Miller worked for Range Systems from June 16, 1997, to May 7, 1999. According to the employment offer, Miller was to work in the Bahamas earning $11.00 per hour. His work schedule was based on a two-week pay period. He would work eight days, then be off six days. The work averaged about forty-eight hours per week over the two-week period. Miller was not paid time and a half for overtime because he was providing services outside of the United States. Miller was also advised that he would be paid a foreign service premium or supplement which would be a 15% bonus per hour on the first forty hours of the two-week pay period. Shortly after Miller arrived in the Bahamas to begin his work, he was informed by Range Systems that it was planning to reduce the 15% foreign service supplement. It was to be reduced to 10% on April 1, 1998, then to 5% on April 1, 1999, and then eliminated entirely one year thereafter. Miller objected to this reduction but he continued working for Range Systems. On March 31, 1998, Miller was given a merit raise from $11.00 per hour to $11.61 per hour. On April 17, 1998, Miller was given a promotion from co-pilot to pilot which involved an increase in Miller's job duties and responsibilities and a raise in pay to $15.00 per hour. On April 1, 1999, the second reduction to 5% for the foreign service supplement occurred as scheduled. As a result of this reduction, Miller submitted his resignation on April 5, 1999.

Miller's subsequent application for unemployment benefits was denied. Miller appealed the rejection of his application and the matter was heard before an appeals referee. After a hearing, the referee found that Miller was entitled to benefits because Miller had good cause to leave his employment. Range Systems appealed the referee's decision to the UAC which adopted the referee's findings but reversed his conclusion that Miller was qualified for benefits.

Good cause for voluntarily quitting are those circumstances which would impel the average, able bodied, qualified worker to give up his or her employment. The applicable standard of reasonableness *1220 for determining the question of good cause is a standard of reasonableness applied to the average man or woman. See Ritenour v. Unemployment Appeals Comm'n, 570 So. 2d 1106, 1107 (Fla. 5th DCA 1990). The record clearly shows that Miller was supposed to receive a 15% foreign service premium while employed with Range Systems and Range Systems did not advise him of the subsequent reduction of the foreign service premium until he arrived in the Bahamas. The reduction in his income provided him with good cause to terminate his employment at Range Systems. See LeCroy v. Unemployment Appeals Comm'n, 654 So. 2d 1054 (Fla. 1st DCA 1995).

Range Systems argues that although there had been a change in circumstances, i.e., the reduction of the foreign service premium, Miller continued to work under these changed circumstances; therefore, he accepted the change negating a good cause basis for submitting his resignation.
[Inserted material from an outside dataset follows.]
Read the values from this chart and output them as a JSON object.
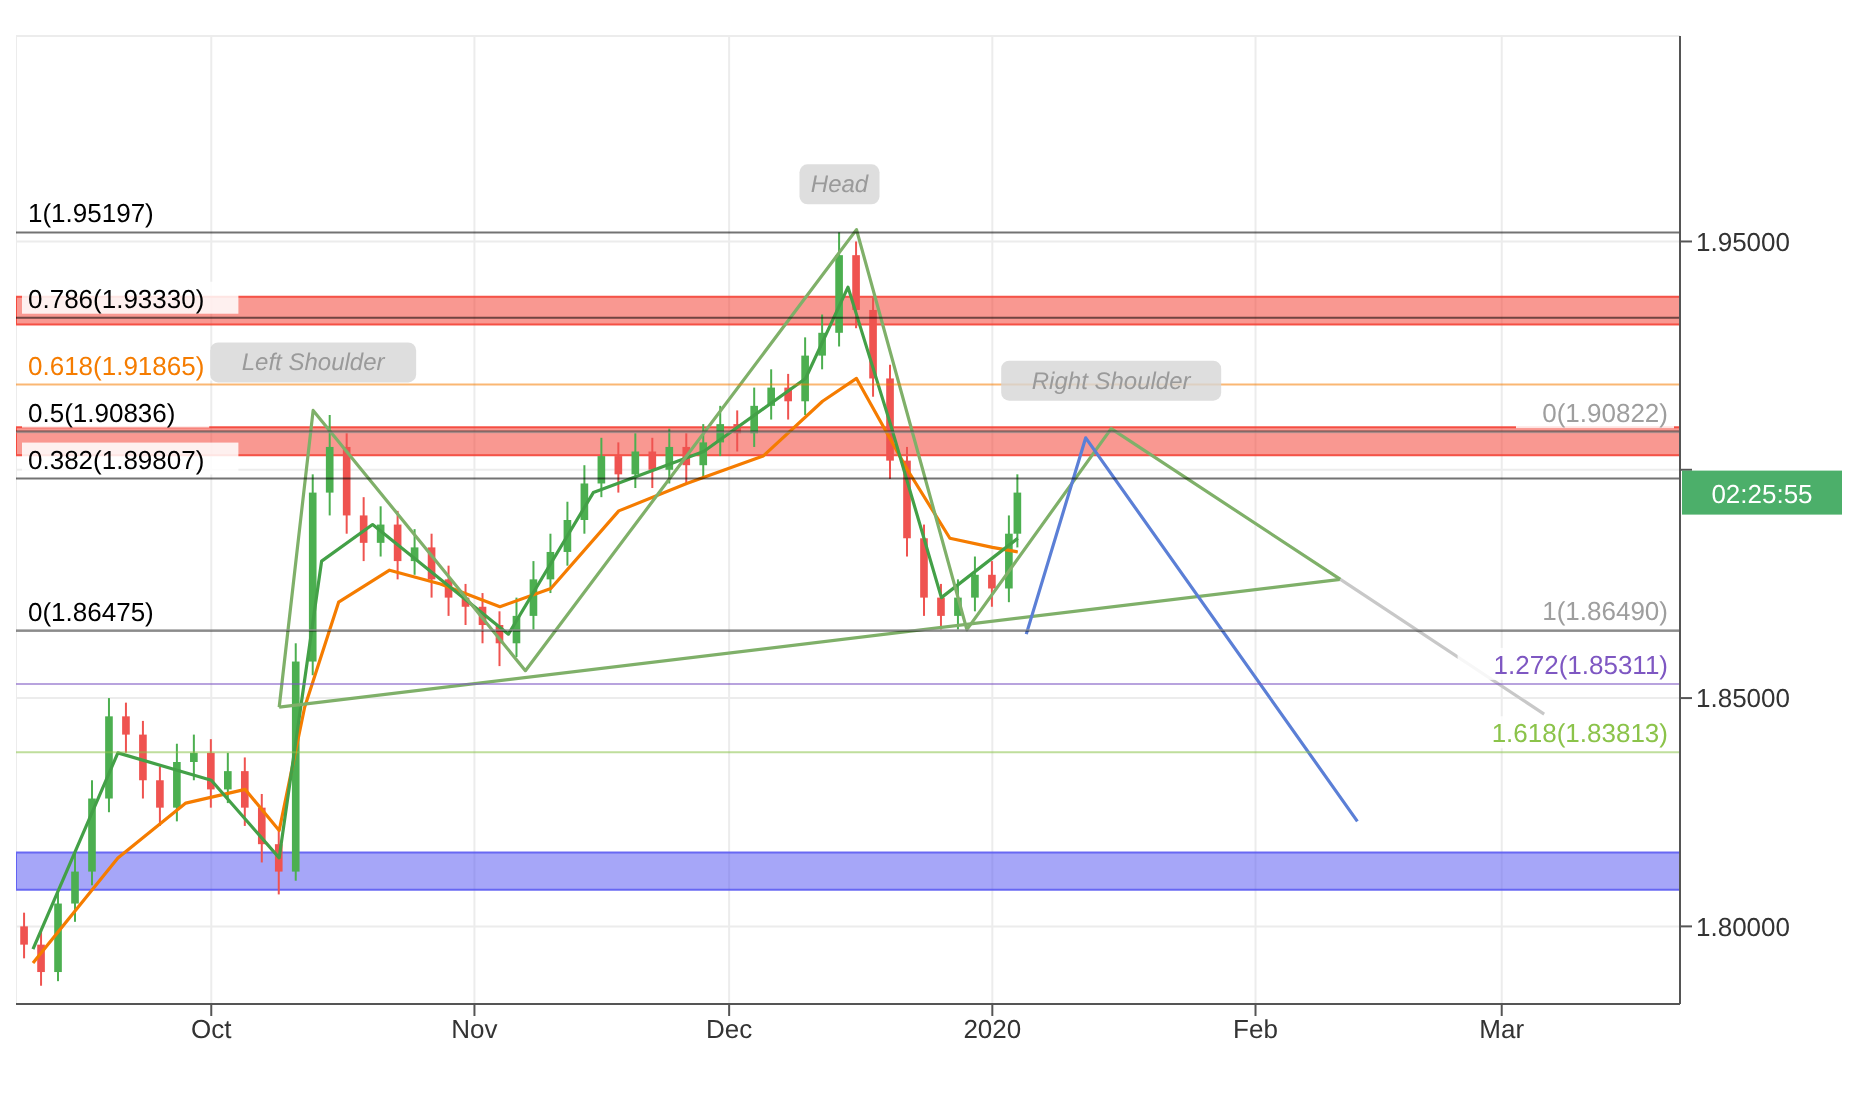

This argument was accepted by the Unemployment Appeals Commission which found as a matter of law that there had been an acceptance of the change and, therefore, there was no good cause basis for Miller's resignation. This argument fails to consider that the referee made a factual finding that Miller had not accepted the change but had specifically objected to the reduction in the foreign service premium. Since there was substantial competent evidence to support the appeals referee's decision, we reverse the decision of the UAC with directions to reinstate the decision of the appeals referee.

WARNER, C.J., and GROSS, J., concur.